その愛はどういうものか、四つの言葉でキリストはあらわしています。心をつくして精神をつくして思いをつくして力をつくす。心を尽くすといえば、心から心をこめている愛です。または、進んで自ら自由に愛することがそこには含まれています。強制されたのではなく義務だからではなく、進んで自由に主を愛することです。思いをつくしてとは熱い思い、強い思いという表現もあるように。または好きな人がいれば、その人のことをよく考えてこの人のために何かできるでしょうかと、自分に問いかけたり、どうやってその人に近づいてもっと親しくつきあうことができるかいろいろ考えます。そういう思いも主なる神に向けて、どうやってもっと神さまと親しく交わることができるか、それをよく考えることは、愛のあらわれです。力をつくしてとはそれは精一杯、本気になって、適当ではなく、力を入れて、気力ということも入ると思います。

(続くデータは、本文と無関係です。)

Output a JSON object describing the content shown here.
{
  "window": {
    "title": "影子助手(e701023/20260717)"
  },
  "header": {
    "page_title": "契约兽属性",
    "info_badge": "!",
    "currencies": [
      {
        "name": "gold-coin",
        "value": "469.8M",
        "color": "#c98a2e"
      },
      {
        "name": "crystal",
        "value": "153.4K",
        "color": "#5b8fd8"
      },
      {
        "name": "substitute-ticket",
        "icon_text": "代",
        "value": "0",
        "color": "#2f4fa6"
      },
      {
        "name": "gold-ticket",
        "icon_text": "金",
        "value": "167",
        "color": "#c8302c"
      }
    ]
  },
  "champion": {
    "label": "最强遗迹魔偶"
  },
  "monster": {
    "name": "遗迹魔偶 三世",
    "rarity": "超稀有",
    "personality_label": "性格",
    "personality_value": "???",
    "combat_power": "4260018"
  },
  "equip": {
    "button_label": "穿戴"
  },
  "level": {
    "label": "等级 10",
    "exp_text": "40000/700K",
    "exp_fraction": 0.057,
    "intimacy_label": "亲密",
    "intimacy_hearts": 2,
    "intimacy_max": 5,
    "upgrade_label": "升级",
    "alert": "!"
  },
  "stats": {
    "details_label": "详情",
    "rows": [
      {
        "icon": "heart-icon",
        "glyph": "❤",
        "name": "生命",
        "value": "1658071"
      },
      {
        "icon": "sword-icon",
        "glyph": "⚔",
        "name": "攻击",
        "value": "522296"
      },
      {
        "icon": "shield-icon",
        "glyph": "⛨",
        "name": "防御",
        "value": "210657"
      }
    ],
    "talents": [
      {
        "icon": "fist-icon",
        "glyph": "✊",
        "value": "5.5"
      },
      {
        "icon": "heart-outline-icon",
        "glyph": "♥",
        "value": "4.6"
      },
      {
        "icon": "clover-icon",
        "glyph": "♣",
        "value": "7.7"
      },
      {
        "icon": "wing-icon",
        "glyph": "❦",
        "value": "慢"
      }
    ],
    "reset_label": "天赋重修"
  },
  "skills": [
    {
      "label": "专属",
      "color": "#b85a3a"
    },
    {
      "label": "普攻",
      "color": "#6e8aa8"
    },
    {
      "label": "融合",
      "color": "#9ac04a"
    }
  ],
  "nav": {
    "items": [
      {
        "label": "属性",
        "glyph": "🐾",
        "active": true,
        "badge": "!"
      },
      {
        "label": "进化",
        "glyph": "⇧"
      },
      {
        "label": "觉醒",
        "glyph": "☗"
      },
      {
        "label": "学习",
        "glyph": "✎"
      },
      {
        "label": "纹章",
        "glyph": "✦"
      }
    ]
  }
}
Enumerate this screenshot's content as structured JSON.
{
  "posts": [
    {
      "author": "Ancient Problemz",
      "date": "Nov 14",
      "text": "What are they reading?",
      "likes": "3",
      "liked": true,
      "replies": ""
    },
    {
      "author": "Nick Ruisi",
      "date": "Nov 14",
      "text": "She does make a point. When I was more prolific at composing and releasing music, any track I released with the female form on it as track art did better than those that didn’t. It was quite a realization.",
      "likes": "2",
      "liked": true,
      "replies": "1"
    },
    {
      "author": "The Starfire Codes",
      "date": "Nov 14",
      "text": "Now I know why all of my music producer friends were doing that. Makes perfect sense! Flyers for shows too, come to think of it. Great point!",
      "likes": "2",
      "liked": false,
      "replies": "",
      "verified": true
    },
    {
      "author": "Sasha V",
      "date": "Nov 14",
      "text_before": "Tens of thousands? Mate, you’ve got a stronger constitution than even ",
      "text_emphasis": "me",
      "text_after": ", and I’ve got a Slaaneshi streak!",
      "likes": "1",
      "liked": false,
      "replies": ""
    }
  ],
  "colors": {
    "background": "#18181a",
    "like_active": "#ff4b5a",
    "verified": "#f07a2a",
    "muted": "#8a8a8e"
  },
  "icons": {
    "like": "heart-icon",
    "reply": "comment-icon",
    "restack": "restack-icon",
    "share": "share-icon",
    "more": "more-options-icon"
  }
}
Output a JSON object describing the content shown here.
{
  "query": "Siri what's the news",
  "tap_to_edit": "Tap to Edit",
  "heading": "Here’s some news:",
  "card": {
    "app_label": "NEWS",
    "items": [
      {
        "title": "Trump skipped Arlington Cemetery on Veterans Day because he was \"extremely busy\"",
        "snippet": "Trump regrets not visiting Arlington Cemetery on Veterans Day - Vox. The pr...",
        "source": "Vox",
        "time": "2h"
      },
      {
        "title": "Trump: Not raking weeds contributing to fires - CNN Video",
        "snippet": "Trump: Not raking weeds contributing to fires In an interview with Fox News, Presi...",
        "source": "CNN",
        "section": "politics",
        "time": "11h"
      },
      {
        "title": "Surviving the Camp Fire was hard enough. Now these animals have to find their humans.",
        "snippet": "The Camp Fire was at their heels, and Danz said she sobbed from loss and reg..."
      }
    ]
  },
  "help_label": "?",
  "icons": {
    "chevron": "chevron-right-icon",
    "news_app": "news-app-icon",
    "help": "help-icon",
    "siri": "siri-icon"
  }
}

精神をつくしてというのは、幅広いと思います。精神といえば、思いも心も気力もそこに入ると思います。ここで精神と訳されたもとの言葉は人間の欲求、憧れ、望み、情熱、その心をさしています。望み、憧れ、情熱も主なる神に向けて、主の愛することを求められています。

 

私たちはみな、この言葉を完全には実行していません。どうやってもっと主の言葉に応えるか自分に問いかける。人間は誰でも、必然的に自分の幸せを求める。ただ自分は幸せをどこにだれに求めているのか。それは重要な問いかけです。というのは主の掟を守ることだけなら自分の幸せを主なる神との関係に求めることをさしています。そこで一つの信仰、確信が必要です。人間はあらゆるものや人に幸せを求めるのです。でもそういうところに求めると決して終わりのない完全な幸せにならない。本当に主の言葉を信じるなら、やはり私は人間として神さまとの親しい愛の交わりのうちに、自分の終わりのない完全な幸せを見いだすのです。そういう確信をもっているなら、もっと進んで神さまとどうやってもっと親しくなれるか、どうやってもっと愛を深く知って、心から進んで愛することができるか。もっと考えて求めるようになります。でも実はもっと考えて求めるようになるならそれ自体が神をもっと愛するようになる第一歩となります。すでにもっと神を愛しているあらわれです。だれか言ったように愛の反対は憎しみより無関心。その意味からも主を求めて主のうちに幸せを求めることは、それも主の言葉にこたえることになります。